There are many important issues when it comes to inherited stock, especially the step-up in basis rules. And when you're talking about inherited stock that has been in a 401(k), it gets even trickier.

 

Step-up is an estate tax concept. When a person dies, the general rule is that all property that was owned by the decedent (the dead person) is included in his estate at the value of that property on the date of death.
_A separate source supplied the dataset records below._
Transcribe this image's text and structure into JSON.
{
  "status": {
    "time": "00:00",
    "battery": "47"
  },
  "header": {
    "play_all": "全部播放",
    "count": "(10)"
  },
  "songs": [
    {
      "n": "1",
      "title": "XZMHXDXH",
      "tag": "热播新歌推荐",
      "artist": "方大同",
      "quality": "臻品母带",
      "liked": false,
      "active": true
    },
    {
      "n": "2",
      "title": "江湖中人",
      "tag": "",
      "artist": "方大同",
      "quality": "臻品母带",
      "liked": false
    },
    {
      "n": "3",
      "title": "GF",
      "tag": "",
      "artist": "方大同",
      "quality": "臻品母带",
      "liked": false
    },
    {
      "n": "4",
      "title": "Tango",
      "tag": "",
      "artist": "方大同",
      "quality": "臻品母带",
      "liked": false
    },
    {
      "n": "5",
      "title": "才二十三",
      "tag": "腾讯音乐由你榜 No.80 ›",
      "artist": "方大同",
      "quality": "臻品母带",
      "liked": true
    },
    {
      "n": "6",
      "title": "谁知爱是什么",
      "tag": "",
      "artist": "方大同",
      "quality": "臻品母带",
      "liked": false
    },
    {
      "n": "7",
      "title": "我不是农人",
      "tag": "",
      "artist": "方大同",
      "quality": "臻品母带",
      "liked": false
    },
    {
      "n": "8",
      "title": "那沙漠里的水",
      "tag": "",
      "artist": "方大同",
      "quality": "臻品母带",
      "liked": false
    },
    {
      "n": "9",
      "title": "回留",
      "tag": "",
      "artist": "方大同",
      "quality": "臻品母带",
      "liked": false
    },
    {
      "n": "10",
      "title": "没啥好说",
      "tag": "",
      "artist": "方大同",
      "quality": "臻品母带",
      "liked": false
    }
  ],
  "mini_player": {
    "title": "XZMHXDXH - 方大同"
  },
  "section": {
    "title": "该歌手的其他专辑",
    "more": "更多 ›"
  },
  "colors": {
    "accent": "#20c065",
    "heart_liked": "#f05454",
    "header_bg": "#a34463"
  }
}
That value is also known as the fair market value.

 

In some cases, where the value of the estate property has declined since the date of death, the property can be valued at six months after the date of death if that lowers the federal estate tax.

 

Because the estate of the decedent values the property at fair market value, a beneficiary who sells estate property is entitled to use the fair market value as his or her cost in figuring out the gain or loss on the sale of those assets.

 

This special treatment is known in tax talk as a "Step-up" in basis. The stepped-up value is the fair market value, as opposed to the original cost of the asset. Often, this step-up will drastically reduce the income tax your heirs will pay when they sell the estate property.

 

If your heirs sell right after your death, there will generally be no gain on the sale, because the cost used to figure gain or loss will be stepped-up to the fair market value at the date of death. If the asset is sold right after that, the selling price would be about the same, eliminating any income tax for your heirs.

 

However, here is the key: Not all estate property is entitled to a step-up in basis. Many assets, including inherited IRAs, do NOT receive such treatment.

 

The NUA rule

 

Now, I'd like to go a step further and talk about what happens when you inherit stock that's been in a 401(k).

 

Many workers invest in company stock in their 401(k)s or other company retirement plans. At retirement, this company stock enjoys a special tax break known in tax parlance as Net Unrealized Appreciation, or NUA.

 

NUA is the difference between the amount the stock was purchased for in your company plan and the value of that stock when you withdraw it from your plan. If the cost of your stock in the plan was $10 and it is worth $100 when you withdraw it from your plan at retirement, then your NUA is $90. This is the appreciation on the stock while it was in your plan.

 

So let's say that during your life, you never sold the stock and at your death the stock was worth $150.